Capes cream

Capes cream

Prospects for continuing solid demand means big bulk carriers may be milked for some time to come.

August 14th, 2003 22:00 GMT

Published in WEEKLY

Geoff Garfield London

Strong fundamentals make capesize and panamax bulkers potentially profitable punts for the “savvy shipowner”. But a surge of orders could rapidly change the outlook, warns a leading bank.

Tight vessel supply and increased deadweight demand mean freight prospects look firm, says the research and strategic planning department of DVB Nedship Bank NV.

Both subsectors of shipping appear to offer investment opportunities, says DVB in a new report, “The Bulk Carrier Market Outlook”.

Those currently milking their capesize herds for up to $40,000 a day (see story this page) are unlikely to dispute the bank’s optimism. DVB says there are sound reasons to believe the run can continue. Even so, owners swayed into ordering newbuildings could be caught out by the next freight-cycle dip, which is projected for 2007.

For the time being, however, average six-month time-charter rates for capesize bulkers have increased by 77% for the first five months of 2003 and now stand at $24,698 per day. This compares with an average $13,900 in 2002, says the report.

It highlights one forecast that in 2004, dry-bulk deadweight will grow by 4.8% to 276.7 million dwt because of the booming steel industry. However, it is then that time-charter rates across all dry-bulk segments are projected to peak.

Stronger bulker earnings have lifted both secondhand and newbuilding prices. However, only marginal short-term firming is now expected. Surplus yard capacity should subdue price hikes longer-term. “Six months into the current upswing, newbuilding prices are still 30% lower than at the same point in the cycle during 1995 but on a par with prices seen during the 2000 cyclical upturn,” DVB said.

So far, bulk-carrier orders lag behind the strong improvement in freight rates and owners’ appetite for tanker newbuildings.

Sven Oldendorff and S Riaz Khan of DVB say political events may distort market projections but the Asian economies, particularly the new “locomotive”, China, will continue to be the driving force behind bulkers.

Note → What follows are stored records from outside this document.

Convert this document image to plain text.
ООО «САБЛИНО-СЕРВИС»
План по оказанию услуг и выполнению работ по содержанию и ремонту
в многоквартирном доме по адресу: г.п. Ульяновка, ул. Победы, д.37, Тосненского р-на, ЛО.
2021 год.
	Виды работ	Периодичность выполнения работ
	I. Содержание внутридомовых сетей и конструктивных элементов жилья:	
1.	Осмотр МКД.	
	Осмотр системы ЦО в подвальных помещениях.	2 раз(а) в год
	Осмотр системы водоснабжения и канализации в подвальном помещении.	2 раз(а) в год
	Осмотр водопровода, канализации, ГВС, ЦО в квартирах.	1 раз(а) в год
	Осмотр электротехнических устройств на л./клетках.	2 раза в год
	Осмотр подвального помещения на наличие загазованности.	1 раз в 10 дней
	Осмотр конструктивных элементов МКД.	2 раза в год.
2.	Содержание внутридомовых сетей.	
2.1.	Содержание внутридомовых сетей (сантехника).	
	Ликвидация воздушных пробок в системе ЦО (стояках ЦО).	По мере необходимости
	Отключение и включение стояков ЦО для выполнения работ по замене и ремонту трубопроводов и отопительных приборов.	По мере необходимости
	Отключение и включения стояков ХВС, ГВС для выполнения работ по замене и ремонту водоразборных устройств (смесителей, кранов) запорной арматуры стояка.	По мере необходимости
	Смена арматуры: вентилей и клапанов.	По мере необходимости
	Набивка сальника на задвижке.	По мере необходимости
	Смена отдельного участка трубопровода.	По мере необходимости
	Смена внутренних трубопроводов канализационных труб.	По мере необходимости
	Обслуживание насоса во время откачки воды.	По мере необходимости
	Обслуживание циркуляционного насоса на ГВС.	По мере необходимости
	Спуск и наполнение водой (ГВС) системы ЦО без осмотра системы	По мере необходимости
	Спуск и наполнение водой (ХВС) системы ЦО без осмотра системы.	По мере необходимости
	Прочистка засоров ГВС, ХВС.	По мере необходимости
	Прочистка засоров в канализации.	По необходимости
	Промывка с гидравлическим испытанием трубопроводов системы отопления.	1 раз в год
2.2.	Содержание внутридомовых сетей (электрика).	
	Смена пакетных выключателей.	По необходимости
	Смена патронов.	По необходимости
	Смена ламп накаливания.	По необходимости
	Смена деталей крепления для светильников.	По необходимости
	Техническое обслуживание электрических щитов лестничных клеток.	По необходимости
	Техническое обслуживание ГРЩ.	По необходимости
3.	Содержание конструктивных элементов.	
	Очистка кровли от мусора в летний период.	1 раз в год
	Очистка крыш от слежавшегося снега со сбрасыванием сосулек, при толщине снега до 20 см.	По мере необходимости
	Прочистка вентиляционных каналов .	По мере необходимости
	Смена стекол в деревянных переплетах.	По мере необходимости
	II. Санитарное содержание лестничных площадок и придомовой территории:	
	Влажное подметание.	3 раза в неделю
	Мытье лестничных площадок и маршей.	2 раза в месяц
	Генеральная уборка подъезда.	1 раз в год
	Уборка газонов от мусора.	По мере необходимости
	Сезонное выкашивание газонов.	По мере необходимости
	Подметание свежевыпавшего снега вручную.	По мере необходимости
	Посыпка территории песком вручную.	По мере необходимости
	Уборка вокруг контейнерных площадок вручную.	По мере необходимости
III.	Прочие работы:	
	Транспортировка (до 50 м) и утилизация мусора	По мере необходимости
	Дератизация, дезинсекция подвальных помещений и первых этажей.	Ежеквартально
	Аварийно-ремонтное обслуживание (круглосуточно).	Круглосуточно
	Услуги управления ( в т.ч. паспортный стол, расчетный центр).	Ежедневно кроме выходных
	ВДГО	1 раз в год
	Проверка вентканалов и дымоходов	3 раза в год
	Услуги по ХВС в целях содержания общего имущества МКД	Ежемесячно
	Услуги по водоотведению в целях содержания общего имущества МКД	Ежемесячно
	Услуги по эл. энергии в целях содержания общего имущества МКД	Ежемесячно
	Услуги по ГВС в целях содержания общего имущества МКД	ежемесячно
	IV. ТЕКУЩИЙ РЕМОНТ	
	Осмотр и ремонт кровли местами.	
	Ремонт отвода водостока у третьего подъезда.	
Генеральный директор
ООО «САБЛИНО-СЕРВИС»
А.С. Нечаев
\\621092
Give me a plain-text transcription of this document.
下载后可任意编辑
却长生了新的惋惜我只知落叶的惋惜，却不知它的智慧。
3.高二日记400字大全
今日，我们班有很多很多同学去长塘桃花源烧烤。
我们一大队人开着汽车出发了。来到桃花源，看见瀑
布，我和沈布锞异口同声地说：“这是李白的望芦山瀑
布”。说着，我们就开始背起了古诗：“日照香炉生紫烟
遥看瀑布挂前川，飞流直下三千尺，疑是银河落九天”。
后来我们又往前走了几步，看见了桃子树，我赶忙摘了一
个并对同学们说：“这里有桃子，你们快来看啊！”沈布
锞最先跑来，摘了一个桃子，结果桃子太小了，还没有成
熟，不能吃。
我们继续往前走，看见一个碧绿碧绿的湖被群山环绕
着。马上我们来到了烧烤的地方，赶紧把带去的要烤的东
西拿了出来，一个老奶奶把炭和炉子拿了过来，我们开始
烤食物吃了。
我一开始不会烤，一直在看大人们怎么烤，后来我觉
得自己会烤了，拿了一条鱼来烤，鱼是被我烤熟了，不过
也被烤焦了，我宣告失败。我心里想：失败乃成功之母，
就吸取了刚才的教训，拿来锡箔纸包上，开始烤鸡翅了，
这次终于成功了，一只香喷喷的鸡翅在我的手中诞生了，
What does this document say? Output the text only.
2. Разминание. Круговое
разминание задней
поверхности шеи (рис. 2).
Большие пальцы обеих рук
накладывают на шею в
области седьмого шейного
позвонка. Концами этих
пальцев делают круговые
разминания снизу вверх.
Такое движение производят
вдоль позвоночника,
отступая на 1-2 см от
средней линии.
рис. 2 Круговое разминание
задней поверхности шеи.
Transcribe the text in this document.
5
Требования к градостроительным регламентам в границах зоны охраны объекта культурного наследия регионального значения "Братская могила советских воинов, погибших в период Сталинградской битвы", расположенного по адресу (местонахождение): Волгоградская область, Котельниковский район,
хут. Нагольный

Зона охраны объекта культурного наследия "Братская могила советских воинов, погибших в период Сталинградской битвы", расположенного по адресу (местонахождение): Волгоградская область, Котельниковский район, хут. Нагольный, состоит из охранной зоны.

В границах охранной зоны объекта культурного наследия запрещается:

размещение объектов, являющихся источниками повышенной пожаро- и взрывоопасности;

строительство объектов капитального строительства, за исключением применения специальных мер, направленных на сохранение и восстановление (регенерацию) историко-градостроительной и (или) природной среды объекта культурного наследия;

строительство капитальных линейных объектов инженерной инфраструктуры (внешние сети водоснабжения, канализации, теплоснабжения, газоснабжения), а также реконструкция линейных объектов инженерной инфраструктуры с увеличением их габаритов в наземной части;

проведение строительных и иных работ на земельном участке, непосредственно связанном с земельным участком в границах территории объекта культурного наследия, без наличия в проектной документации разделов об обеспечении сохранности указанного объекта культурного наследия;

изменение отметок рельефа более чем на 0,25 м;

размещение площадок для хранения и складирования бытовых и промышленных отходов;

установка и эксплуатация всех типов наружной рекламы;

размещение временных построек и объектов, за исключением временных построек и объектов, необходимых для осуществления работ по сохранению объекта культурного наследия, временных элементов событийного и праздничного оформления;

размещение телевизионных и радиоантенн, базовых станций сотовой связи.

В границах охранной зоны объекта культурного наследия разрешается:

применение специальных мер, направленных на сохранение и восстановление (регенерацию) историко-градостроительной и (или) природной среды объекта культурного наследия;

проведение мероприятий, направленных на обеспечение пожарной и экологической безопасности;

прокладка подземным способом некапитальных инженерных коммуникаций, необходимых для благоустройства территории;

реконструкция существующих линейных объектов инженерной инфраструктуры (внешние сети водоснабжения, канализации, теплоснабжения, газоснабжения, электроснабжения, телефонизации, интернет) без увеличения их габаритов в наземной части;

Chinese steel output increased by over 30 million tonnes (mt) last year to exceed 200 mt, while Japan recorded almost 108 mt, its highest steel output since 1990.

This spurred the 20 mt global rise in iron-ore consumption in 2002 to a record level. Chinese consumption is projected to rise by another 28 mt through 2004.

DVB, whose shipping operations are led by Dagfinn Lunde, lists various reasons why Chinese iron-ore imports should remain buoyant — including difficult domestic mining conditions and ore quality — but questions how long its strong steel industry can sustain demand.

Asian coal consumption is projected to grow at an average of 4% year-on-year and imports in 2007 could breach 400 mt, up 33% on 2000.

The bank points to a “real opportunity” for Chinese owners to expand on the capesize front, where they only control 55 vessels. Overall, the world capesize and panamax fleets will not meet forecast demand from charterers unless the Japanese change their five-year restriction on tonnage age for coal contracts.

In summary, DVB says projections point to sustained high growth for the three main commodities of iron ore, coal and grain between 2003 and 2006.

Grains are expected to see average growth of 8.5% in the period year-on-year, well ahead of iron ore and coal (2.4% and 1.7%). “But considering the high volume behind [iron ore and coal], firm demand for bulk carriers can be expected,” adds the report.

By 2008, capesize demand is expected to reach 108.1 million dwt, overtaking handymaxes at 107.6 million dwt.